Mom is missing payments and dad can’t seem to write the checks correctly.
You know you need to step in and help but how do you do this without stepping on their toes?
At some point or another, if you are an adult child, it is possible that you will become responsible for your parents’ finances.
Whenever money is involved, things get sticky and volatile very fast.
Unless there is an original, agreed upon plan.
In this post, we will talk about easy ways to help your elderly parents manage their finances without making them feel they have lost control.
Accept that it is a difficult topic
In order to help your parents with something as sensitive as money, it is important to have an open conversation.
This conversation can involve your siblings and one or two other people you are sure your parents respect and are more likely to listen to.
In these conversations, it is always important to remind your parents that you care about them and want their well-being.
Seniors fall prey to financial scams to the tune of $3 billion each year. It therefore makes sense that your elderly parent may be wary of your offer to help.

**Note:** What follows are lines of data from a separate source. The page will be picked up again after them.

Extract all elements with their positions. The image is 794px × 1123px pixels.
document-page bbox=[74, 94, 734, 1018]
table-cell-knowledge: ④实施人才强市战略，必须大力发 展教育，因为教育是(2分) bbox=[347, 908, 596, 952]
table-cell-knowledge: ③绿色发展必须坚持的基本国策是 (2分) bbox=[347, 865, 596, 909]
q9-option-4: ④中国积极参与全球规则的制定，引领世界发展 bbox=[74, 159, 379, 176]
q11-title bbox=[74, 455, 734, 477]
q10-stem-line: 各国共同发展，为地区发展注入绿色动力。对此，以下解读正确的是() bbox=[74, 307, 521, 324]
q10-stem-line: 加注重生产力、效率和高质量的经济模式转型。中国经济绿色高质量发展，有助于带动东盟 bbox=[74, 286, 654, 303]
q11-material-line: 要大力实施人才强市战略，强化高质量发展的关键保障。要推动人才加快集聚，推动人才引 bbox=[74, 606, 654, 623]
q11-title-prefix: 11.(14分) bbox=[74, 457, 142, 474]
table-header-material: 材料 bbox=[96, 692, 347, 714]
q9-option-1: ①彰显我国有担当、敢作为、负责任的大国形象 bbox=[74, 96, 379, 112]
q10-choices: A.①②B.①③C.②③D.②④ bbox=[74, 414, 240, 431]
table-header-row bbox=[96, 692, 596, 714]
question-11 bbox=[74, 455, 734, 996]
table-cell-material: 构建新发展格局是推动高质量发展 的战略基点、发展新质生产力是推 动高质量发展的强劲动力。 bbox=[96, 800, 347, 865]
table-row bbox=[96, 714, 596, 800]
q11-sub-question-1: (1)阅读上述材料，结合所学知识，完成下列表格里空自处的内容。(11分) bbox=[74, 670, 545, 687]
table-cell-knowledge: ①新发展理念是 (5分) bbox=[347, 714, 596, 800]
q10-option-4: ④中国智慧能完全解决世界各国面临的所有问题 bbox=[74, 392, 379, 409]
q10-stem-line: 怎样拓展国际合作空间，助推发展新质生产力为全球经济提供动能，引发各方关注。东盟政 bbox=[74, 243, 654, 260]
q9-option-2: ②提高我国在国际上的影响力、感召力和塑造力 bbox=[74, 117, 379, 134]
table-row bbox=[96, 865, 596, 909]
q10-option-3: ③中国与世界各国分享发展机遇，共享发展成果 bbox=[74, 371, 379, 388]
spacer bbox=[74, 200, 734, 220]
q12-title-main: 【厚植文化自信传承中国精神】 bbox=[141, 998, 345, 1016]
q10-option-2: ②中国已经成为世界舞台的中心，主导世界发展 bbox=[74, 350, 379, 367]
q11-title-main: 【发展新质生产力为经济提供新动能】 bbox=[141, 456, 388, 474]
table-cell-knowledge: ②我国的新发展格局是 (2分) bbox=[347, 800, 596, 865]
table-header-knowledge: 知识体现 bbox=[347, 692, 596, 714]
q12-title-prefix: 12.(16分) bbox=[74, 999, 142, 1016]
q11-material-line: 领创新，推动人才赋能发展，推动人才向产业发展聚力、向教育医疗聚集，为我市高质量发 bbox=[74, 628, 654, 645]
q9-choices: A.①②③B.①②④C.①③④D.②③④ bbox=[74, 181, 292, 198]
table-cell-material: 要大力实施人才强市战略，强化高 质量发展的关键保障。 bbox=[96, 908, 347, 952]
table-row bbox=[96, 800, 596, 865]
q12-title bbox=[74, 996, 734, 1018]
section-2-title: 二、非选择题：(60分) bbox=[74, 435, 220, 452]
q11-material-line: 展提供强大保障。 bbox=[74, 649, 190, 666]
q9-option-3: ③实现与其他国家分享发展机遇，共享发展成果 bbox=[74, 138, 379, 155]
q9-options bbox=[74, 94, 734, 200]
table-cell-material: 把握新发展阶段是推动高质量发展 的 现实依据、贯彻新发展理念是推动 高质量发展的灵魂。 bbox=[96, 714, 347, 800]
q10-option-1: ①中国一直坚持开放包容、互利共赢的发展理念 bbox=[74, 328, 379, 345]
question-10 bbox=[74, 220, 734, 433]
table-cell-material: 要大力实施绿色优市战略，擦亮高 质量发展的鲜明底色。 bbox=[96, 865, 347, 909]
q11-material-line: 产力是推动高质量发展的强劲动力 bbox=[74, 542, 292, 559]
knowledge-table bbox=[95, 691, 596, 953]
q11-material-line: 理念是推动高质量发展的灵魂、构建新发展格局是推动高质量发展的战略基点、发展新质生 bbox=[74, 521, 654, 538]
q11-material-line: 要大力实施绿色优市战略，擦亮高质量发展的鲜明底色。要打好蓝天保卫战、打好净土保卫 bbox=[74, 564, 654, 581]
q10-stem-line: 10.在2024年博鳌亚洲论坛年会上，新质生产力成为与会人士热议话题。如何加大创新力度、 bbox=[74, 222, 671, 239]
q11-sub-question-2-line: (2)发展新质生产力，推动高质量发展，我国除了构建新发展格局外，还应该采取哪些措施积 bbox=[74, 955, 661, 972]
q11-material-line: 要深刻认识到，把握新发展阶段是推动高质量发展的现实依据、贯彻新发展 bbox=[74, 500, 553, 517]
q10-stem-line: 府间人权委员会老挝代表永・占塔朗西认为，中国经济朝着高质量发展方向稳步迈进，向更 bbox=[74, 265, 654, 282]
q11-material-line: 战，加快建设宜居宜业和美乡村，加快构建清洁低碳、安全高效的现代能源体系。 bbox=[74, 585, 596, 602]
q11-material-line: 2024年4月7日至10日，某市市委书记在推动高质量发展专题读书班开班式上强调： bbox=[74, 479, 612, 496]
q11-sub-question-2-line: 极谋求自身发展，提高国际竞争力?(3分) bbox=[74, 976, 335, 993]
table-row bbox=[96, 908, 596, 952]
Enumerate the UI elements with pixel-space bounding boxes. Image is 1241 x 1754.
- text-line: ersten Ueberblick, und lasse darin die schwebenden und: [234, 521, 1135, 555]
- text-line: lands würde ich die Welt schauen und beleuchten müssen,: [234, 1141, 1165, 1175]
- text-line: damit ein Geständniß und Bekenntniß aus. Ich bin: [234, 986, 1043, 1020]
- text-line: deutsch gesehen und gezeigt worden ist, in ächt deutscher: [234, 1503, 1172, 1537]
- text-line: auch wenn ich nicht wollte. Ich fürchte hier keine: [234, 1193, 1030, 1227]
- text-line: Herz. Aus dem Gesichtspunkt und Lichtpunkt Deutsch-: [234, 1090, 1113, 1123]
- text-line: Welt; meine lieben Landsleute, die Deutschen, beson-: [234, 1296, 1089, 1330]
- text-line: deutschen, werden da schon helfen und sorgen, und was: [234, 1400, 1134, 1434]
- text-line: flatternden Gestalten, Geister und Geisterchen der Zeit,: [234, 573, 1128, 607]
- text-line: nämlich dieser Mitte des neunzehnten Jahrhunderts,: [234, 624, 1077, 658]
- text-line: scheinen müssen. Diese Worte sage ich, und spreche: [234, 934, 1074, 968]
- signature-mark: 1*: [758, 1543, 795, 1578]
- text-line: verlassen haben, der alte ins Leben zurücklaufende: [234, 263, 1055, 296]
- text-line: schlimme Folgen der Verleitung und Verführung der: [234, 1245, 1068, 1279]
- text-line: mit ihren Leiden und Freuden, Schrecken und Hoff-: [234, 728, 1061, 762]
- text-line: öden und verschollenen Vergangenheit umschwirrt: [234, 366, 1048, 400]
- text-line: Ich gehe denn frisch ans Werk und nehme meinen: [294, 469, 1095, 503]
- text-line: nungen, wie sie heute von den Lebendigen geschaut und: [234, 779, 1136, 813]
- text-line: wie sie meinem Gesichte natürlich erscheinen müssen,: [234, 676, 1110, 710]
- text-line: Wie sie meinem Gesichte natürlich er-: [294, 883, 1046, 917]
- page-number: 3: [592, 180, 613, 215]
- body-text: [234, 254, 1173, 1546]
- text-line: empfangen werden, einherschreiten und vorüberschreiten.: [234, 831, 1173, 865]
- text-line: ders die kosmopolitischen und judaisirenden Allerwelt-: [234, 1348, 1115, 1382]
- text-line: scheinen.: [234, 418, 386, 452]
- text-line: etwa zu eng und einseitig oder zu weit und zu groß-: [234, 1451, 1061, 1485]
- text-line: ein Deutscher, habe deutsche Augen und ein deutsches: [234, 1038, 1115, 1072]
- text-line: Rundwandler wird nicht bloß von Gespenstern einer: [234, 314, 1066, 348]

On top of this, a decline in physical strength and health can make elderly people feel helpless. This loss of control can also make the elderly resistant to receiving any help from you.
Acknowledge all these objections when you have the discussion with them.
Have a financial plan
Once the discussion is over and they have agreed to let you help, it is time to create a financial plan.
Creating a budget always seems overwhelming for people but it is one of the best ways to track where each dollar earned goes so that there is less waste.
You can make a budget in a notebook or use one of the many cell phone apps that help you budget.
It does not matter which method you choose. What matters is that you stick to the plan.
Items to consider on the budget include:
- Utility bills- phone, electricity, water, gas, internet
- Home care costs- where applicable
Once all the essential items on the list are taken care of, extra money can be put towards your parents’ savings.
A portion of that can even be used for entertainment!
Transparency is important
Transparency is critical when it comes to taking over your parents’ finances.
I already mentioned that there might be some initial mistrust in allowing someone else to control their finances.
This, it is important for you to be transparent and communicate clearly where each penny is going.
- Show your parents physical or digital receipts of payments you have made in their name.
- Take them with you to the rental office when you drop off the rent.
- Let them get on the phone with the utility company so they can double-check to make sure they got that month’s payment.
These may sound a little extreme, but any length you can go to show your parents that you are honest in your efforts to help them is worth it.
A point to note about financial abuse
Elder abuse can involve money too.
The stories of wealthy elders being taken advantage of by close relatives due to failing health is real and more common than you think.
And while this will be the topic of another blog post, if you are an adult child who suspects that your parent is at the receiving end of this abuse, there is hope.
This is where estate planning (another upcoming blog post topic!) becomes crucial.
Making documented plans ahead of time with an attorney helps to limit financial abuse by placing the right people in charge of managing their parents’ money.
Encourage your elderly parent’s to start estate planning now.
No matter how you slice it, money is always a sticky topic.
Managing money for your parents when they are longer able to can be an even stickier subject.
However, with the right conversation and correct planning, adult children can become responsible for their parents’ finances without drama.